Checking the sources that ChatGPT and other AI give is important. And verifying that the sources exist is monumental.

“I asked Chat GPT to write me a comparison essay between What’s Left the Jungle and The Dual Kaleidoscope. It told me The Dual Kaleidoscope was a poem and told me the wrong author for What’s left the Jungle,” Denecker said. “It can write a good essay but it may not be accurate, it is definitely not going to have the depth of analysis that you would have with your human brain.”

“Something we have seen in the library and have been practicing is (ChatGPT) will make up citations sometimes,” Denecker said. “Rebecca Quintus (Director of Library Services; College Librarian for Health Professions, Pharmacy, and Sciences) asked it to give her some information about some Occupational Therapy studies and it listed several sources for her. And many of them were not real sources.”

Unlike Google, users can discuss with ChatGPT and ask the AI to go further into detail about what it has written or found on the internet. This can be particularly helpful for students with writer’s block. Or if a student needs clarification, they just have to ask the AI to do so.

“Many of us are using Chat GPT like you would use Google but has more functionality and more interaction with it,” Denecker said. “It is fascinating because it can write a really good five paragraph essay, it can organize things really well. But I think as students and faculty members we have to think ‘what is the right way to use this.’”

Ferris says ChatGPT is like many other tools we’ve used over time. It may be a curiosity at first, but eventually it becomes part of everyday life.
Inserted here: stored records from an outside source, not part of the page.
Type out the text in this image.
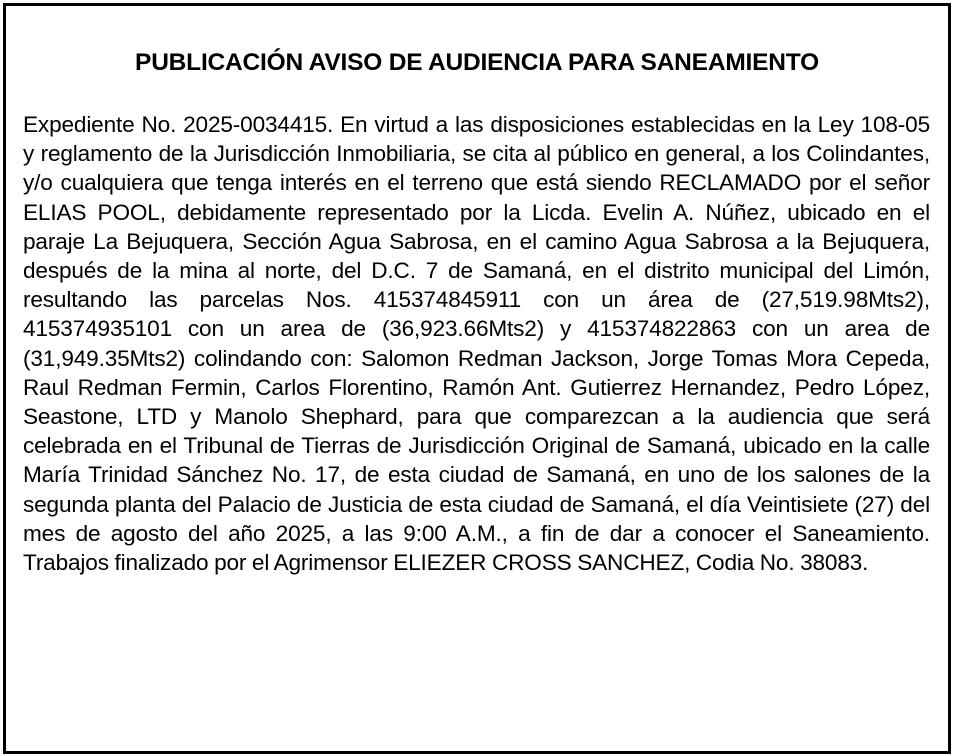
PUBLICACIÓN AVISO DE AUDIENCIA PARA SANEAMIENTO

Expediente No. 2025-0034415. En virtud a las disposiciones establecidas en la Ley 108-05 y reglamento de la Jurisdicción Inmobiliaria, se cita al público en general, a los Colindantes, y/o cualquiera que tenga interés en el terreno que está siendo RECLAMADO por el señor ELIAS POOL, debidamente representado por la Licda. Evelin A. Núñez, ubicado en el paraje La Bejuquera, Sección Agua Sabrosa, en el camino Agua Sabrosa a la Bejuquera, después de la mina al norte, del D.C. 7 de Samaná, en el distrito municipal del Limón, resultando las parcelas Nos. 415374845911 con un área de (27,519.98Mts2), 415374935101 con un area de (36,923.66Mts2) y 415374822863 con un area de (31,949.35Mts2) colindando con: Salomon Redman Jackson, Jorge Tomas Mora Cepeda, Raul Redman Fermin, Carlos Florentino, Ramón Ant. Gutierrez Hernandez, Pedro López, Seastone, LTD y Manolo Shephard, para que comparezcan a la audiencia que será celebrada en el Tribunal de Tierras de Jurisdicción Original de Samaná, ubicado en la calle María Trinidad Sánchez No. 17, de esta ciudad de Samaná, en uno de los salones de la segunda planta del Palacio de Justicia de esta ciudad de Samaná, el día Veintisiete (27) del mes de agosto del año 2025, a las 9:00 A.M., a fin de dar a conocer el Saneamiento. Trabajos finalizado por el Agrimensor ELIEZER CROSS SANCHEZ, Codia No. 38083.
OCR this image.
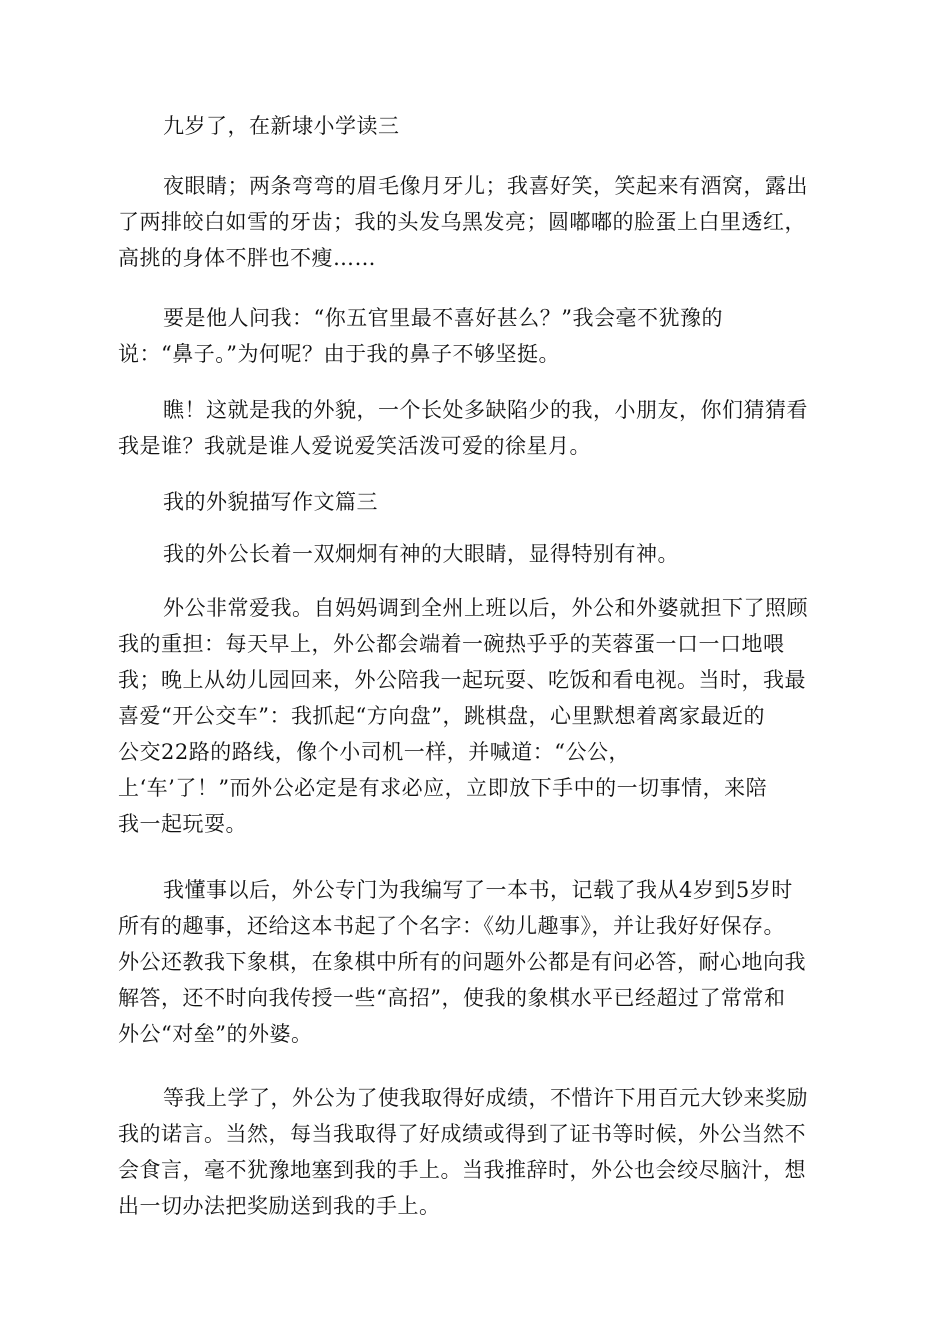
九岁了，在新埭小学读三
夜眼睛；两条弯弯的眉毛像月牙儿；我喜好笑，笑起来有酒窝，露出
了两排皎白如雪的牙齿；我的头发乌黑发亮；圆嘟嘟的脸蛋上白里透红，
高挑的身体不胖也不瘦……
要是他人问我：“你五官里最不喜好甚么？”我会毫不犹豫的
说：“鼻子。”为何呢？由于我的鼻子不够坚挺。
瞧！这就是我的外貌，一个长处多缺陷少的我，小朋友，你们猜猜看
我是谁？我就是谁人爱说爱笑活泼可爱的徐星月。
我的外貌描写作文篇三
我的外公长着一双炯炯有神的大眼睛，显得特别有神。
外公非常爱我。自妈妈调到全州上班以后，外公和外婆就担下了照顾
我的重担：每天早上，外公都会端着一碗热乎乎的芙蓉蛋一口一口地喂
我；晚上从幼儿园回来，外公陪我一起玩耍、吃饭和看电视。当时，我最
喜爱“开公交车”：我抓起“方向盘”，跳棋盘，心里默想着离家最近的
公交22路的路线，像个小司机一样，并喊道：“公公，
上‘车’了！”而外公必定是有求必应，立即放下手中的一切事情，来陪
我一起玩耍。
我懂事以后，外公专门为我编写了一本书，记载了我从4岁到5岁时
所有的趣事，还给这本书起了个名字：《幼儿趣事》，并让我好好保存。
外公还教我下象棋，在象棋中所有的问题外公都是有问必答，耐心地向我
解答，还不时向我传授一些“高招”，使我的象棋水平已经超过了常常和
外公“对垒”的外婆。
等我上学了，外公为了使我取得好成绩，不惜许下用百元大钞来奖励
我的诺言。当然，每当我取得了好成绩或得到了证书等时候，外公当然不
会食言，毫不犹豫地塞到我的手上。当我推辞时，外公也会绞尽脑汁，想
出一切办法把奖励送到我的手上。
“Thinking about it a lot more like a calculator, in the sense they a calculator can help us do complex math really quickly so that we can turn our attention to more important things than doing long division on applications,” Ferris said. “But if we don’t understand the fundamentals of these arithmetic equations, we aren’t going to be able to use that calculator as effectively.”

“An analogy we shared in our ChatGPT session with faculty was, some days when I go home from work I am not going to make a meal from scratch. I am tired and hungry,” Denecker said. “So, I am going to grab that frozen meal out of the freezer, or I am going to get that boxed meal. ChatGPT is like that ready-made thing.”

Communication is important between students and professors in whether an AI can be used to help the student.

“If I am in a class and I say to my instructor, ‘is it ok for me to use GPT to come up with an outline?’ and that professor is ok with that and that is your shortcut, you may get that outline and chances are you are not going to use it the way it is given to you,” Denecker said. “Again, it is a starting point to generate the ideas for you.”

Denecker thinks UF may discuss guidelines in the future.

“That is a discussion we have been having at the administrative level. And there is a Faculty Technology Advisor Committee, it is called FTAC,” Denecker said. “FTAC has been talking about it too. There will definitely be ongoing conversations about it.”

“I am not aware of any issues that have arisen yet [on campus] but also the fact that we’ve been proactive about it on the administration,” Ferris said. “I know that the deans are working together right now to draft a policy that we can use as an initial approach to how do we think about it responsibly and use it effectively.”

“[Chat GPT] is like any other tool, it is up to how we use it,” Ferris said. “And so, in order for us to us it beneficially and responsibly, we have to understand how it works not just how to work it.”